Casa do Saber. Foto: Carol Braga/Culturadoria

Com dotes de artista plástico, o ex-cabeleireiro foi transformando o espaço em uma instalação artística. Mas, como para ser artista no Brasil é preciso ser resiliente, a casa/instalação de Klinger pegou fogo. Ele não desistiu.

Renascimento

Depois do incêndio, renasceu das cinzas como biblioteca, inaugurada em julho de 2018. O próprio Klinger participou de reuniões com integrantes da Prefeitura de Belo Horizonte e deu sugestões para a elaboração do projeto do espaço para os livros. “Eu pedi que fizessem em containers”, lembra.

Não foi feita assim, mas no formato de quatro estantes isoladas, com uma pequena cobertura. Como não havia nenhum espaço de sombra, pouco a pouco, Klinger foi dando o próprio jeito. A partir de doações recebidas, criou zonas que propiciassem um conforto maior para quem quisesse pegar emprestado algum livro, ler algo por ali mesmo ou fazer as doações.

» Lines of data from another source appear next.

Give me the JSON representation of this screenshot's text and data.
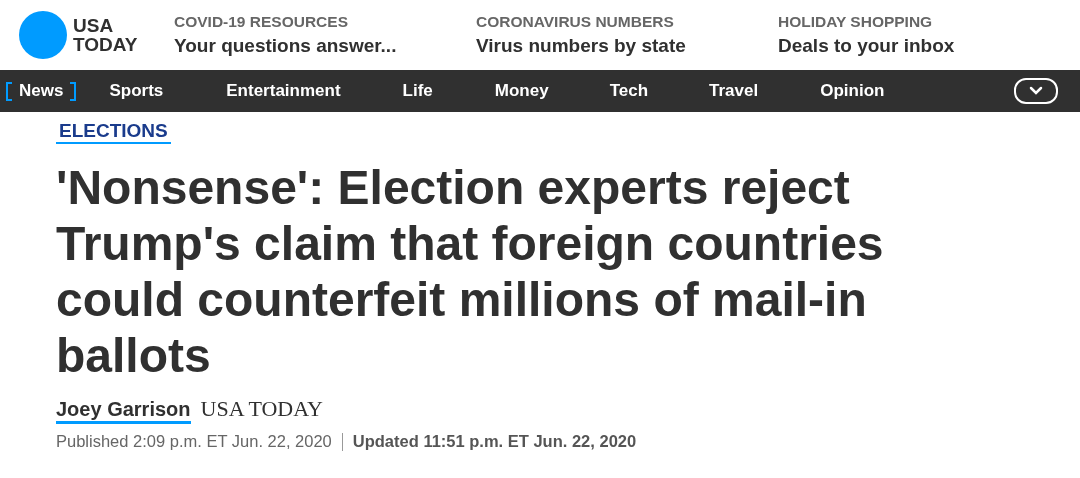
{
  "logo": {
    "line_1": "USA",
    "line_2": "TODAY"
  },
  "promos": [
    {
      "label": "COVID-19 RESOURCES",
      "headline": "Your questions answer..."
    },
    {
      "label": "CORONAVIRUS NUMBERS",
      "headline": "Virus numbers by state"
    },
    {
      "label": "HOLIDAY SHOPPING",
      "headline": "Deals to your inbox"
    }
  ],
  "nav": [
    {
      "label": "News",
      "selected": true
    },
    {
      "label": "Sports",
      "selected": false
    },
    {
      "label": "Entertainment",
      "selected": false
    },
    {
      "label": "Life",
      "selected": false
    },
    {
      "label": "Money",
      "selected": false
    },
    {
      "label": "Tech",
      "selected": false
    },
    {
      "label": "Travel",
      "selected": false
    },
    {
      "label": "Opinion",
      "selected": false
    }
  ],
  "article": {
    "section": "ELECTIONS",
    "headline": "'Nonsense': Election experts reject Trump's claim that foreign countries could counterfeit millions of mail-in ballots",
    "author": "Joey Garrison",
    "outlet": "USA TODAY",
    "published": "Published 2:09 p.m. ET Jun. 22, 2020",
    "updated": "Updated 11:51 p.m. ET Jun. 22, 2020"
  }
}
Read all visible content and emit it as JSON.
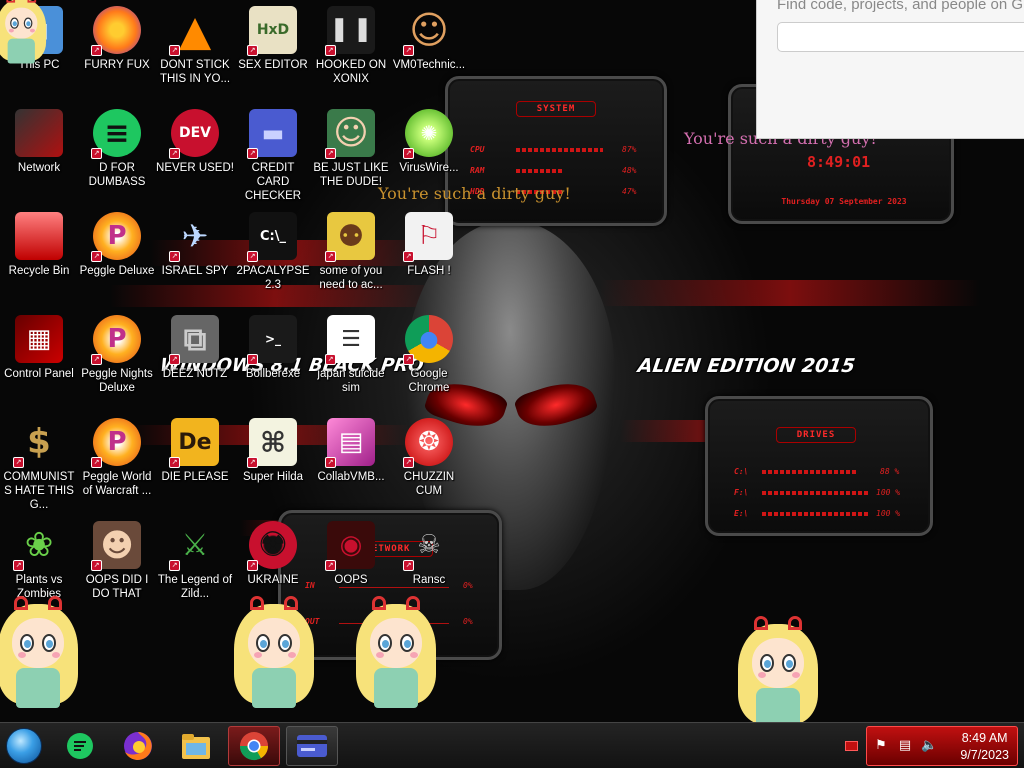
{
  "desktop": {
    "icons": [
      {
        "label": "This PC",
        "icon": "computer-icon"
      },
      {
        "label": "FURRY FUX",
        "icon": "firefox-icon"
      },
      {
        "label": "DONT STICK THIS IN YO...",
        "icon": "vlc-cone-icon"
      },
      {
        "label": "SEX EDITOR",
        "icon": "hxd-editor-icon"
      },
      {
        "label": "HOOKED ON XONIX",
        "icon": "xonix-game-icon"
      },
      {
        "label": "VM0Technic...",
        "icon": "doctor-icon"
      },
      {
        "label": "Network",
        "icon": "network-icon"
      },
      {
        "label": "D FOR DUMBASS",
        "icon": "chat-icon"
      },
      {
        "label": "NEVER USED!",
        "icon": "dev-cpp-icon"
      },
      {
        "label": "CREDIT CARD CHECKER",
        "icon": "credit-card-icon"
      },
      {
        "label": "BE JUST LIKE THE DUDE!",
        "icon": "elf-icon"
      },
      {
        "label": "VirusWire...",
        "icon": "lime-icon"
      },
      {
        "label": "Recycle Bin",
        "icon": "recycle-bin-icon"
      },
      {
        "label": "Peggle Deluxe",
        "icon": "peggle-icon"
      },
      {
        "label": "ISRAEL SPY",
        "icon": "spy-icon"
      },
      {
        "label": "2PACALYPSE 2.3",
        "icon": "terminal-icon"
      },
      {
        "label": "some of you need to ac...",
        "icon": "beaver-icon"
      },
      {
        "label": "FLASH !",
        "icon": "flash-icon"
      },
      {
        "label": "Control Panel",
        "icon": "control-panel-icon"
      },
      {
        "label": "Peggle Nights Deluxe",
        "icon": "peggle-icon"
      },
      {
        "label": "DEEZ NUTZ",
        "icon": "windows-stack-icon"
      },
      {
        "label": "Bollberexe",
        "icon": "console-icon"
      },
      {
        "label": "japan suicide sim",
        "icon": "document-icon"
      },
      {
        "label": "Google Chrome",
        "icon": "chrome-icon"
      },
      {
        "label": "COMMUNISTS HATE THIS G...",
        "icon": "money-bag-icon"
      },
      {
        "label": "Peggle World of Warcraft ...",
        "icon": "peggle-icon"
      },
      {
        "label": "DIE PLEASE",
        "icon": "director-icon"
      },
      {
        "label": "Super Hilda",
        "icon": "pixel-cat-icon"
      },
      {
        "label": "CollabVMB...",
        "icon": "collabvm-icon"
      },
      {
        "label": "CHUZZIN CUM",
        "icon": "chuzzle-icon"
      },
      {
        "label": "Plants vs Zombies",
        "icon": "plant-icon"
      },
      {
        "label": "OOPS DID I DO THAT",
        "icon": "portrait-icon"
      },
      {
        "label": "The Legend of Zild...",
        "icon": "zelda-icon"
      },
      {
        "label": "UKRAINE",
        "icon": "radiation-icon"
      },
      {
        "label": "OOPS",
        "icon": "oops-icon"
      },
      {
        "label": "Ransc",
        "icon": "ransom-icon"
      }
    ]
  },
  "wallpaper": {
    "edition_left": "WINDOWS 8.1 BLACK PRO",
    "edition_right": "ALIEN EDITION 2015",
    "system_widget": {
      "title": "SYSTEM",
      "rows": [
        {
          "label": "CPU",
          "value": "87%",
          "fill": 0.87
        },
        {
          "label": "RAM",
          "value": "48%",
          "fill": 0.48
        },
        {
          "label": "HDD",
          "value": "47%",
          "fill": 0.47
        }
      ]
    },
    "clock_widget": {
      "time": "8:49:01",
      "date": "Thursday 07 September 2023"
    },
    "drives_widget": {
      "title": "DRIVES",
      "rows": [
        {
          "label": "C:\\",
          "value": "88 %",
          "fill": 0.88
        },
        {
          "label": "F:\\",
          "value": "100 %",
          "fill": 1.0
        },
        {
          "label": "E:\\",
          "value": "100 %",
          "fill": 1.0
        }
      ]
    },
    "network_widget": {
      "title": "NETWORK",
      "rows": [
        {
          "label": "IN",
          "value": "0%"
        },
        {
          "label": "OUT",
          "value": "0%"
        }
      ]
    }
  },
  "overlay_text": [
    {
      "text": "You're such a dirty guy!",
      "color": "#d46fb0"
    },
    {
      "text": "You're such a dirty guy!",
      "color": "#c8912e"
    }
  ],
  "browser_popup": {
    "placeholder": "Find code, projects, and people on GitHub"
  },
  "taskbar": {
    "buttons": [
      {
        "name": "start-button",
        "icon": "windows-orb-icon"
      },
      {
        "name": "taskbar-chat",
        "icon": "chat-icon"
      },
      {
        "name": "taskbar-firefox",
        "icon": "firefox-icon"
      },
      {
        "name": "taskbar-explorer",
        "icon": "folder-icon"
      },
      {
        "name": "taskbar-chrome",
        "icon": "chrome-icon"
      },
      {
        "name": "taskbar-credit-card",
        "icon": "credit-card-icon"
      }
    ],
    "clock": {
      "time": "8:49 AM",
      "date": "9/7/2023"
    },
    "tray_icons": [
      "flag-icon",
      "network-icon",
      "volume-icon"
    ]
  }
}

A medida em que os livros foram chegando, novas prateleiras improvisadas também sugiram. Rapidamente a Casa do Saber ganhou uma proporção diferente. De acordo com Klinger, que administra o espaço com a ajuda de outras duas pessoas, o acervo chegava a 22 mil quando os fiscais da regional Oeste apareceram.

 

Klinger Douglas e a mensagem “Casa grande surta quando senzala aprende a ler”. Foto: Carol Braga/Culturadoria

 

Resistência

Na tarde da sexta-feira, dia 28, no meio de uma tarde em que ele estava sozinho, os fiscais chegaram com a alegação de que o projeto original da Casa do Saber estava se transfigurando. Entramos em contato com a Regional Oeste para pedir explicações mas os responsáveis não retornaram. De acordo com as regras da regional, tais adaptações feitas eram proibidas. Resultado?

Desmontaram prateleiras, levaram cerca de mil livros, desmancharam os tapumes criados para gerar a sombra. Quem quiser procurar um livro, vai ter que ser debaixo de sol forte. Ou seja, tem que querer. Muito.

O Culturadoria fica ao lado da Casa do Saber. Todos os dias em que chego para trabalhar, vejo um lugar vivo, frequentemente visitado por pessoas em busca de mais conhecimento, mais cultura. Por que isso poderia ser uma ameaça? A quem?

A Cultura não deveria ser tratada com a mesma régua de outras áreas. Será que não cabe um bom senso? Alô Secretaria de Cultura, Fundação Municipal de Cultura, não é possível fazer algo para defender esse projeto que já foi abraçado pela população dos bairros vizinhos?

Hoje a Casa do Saber está bem menor. Mas segue. Resiste. Ironicamente, enfeitada com as bandeirinhas do Brasil.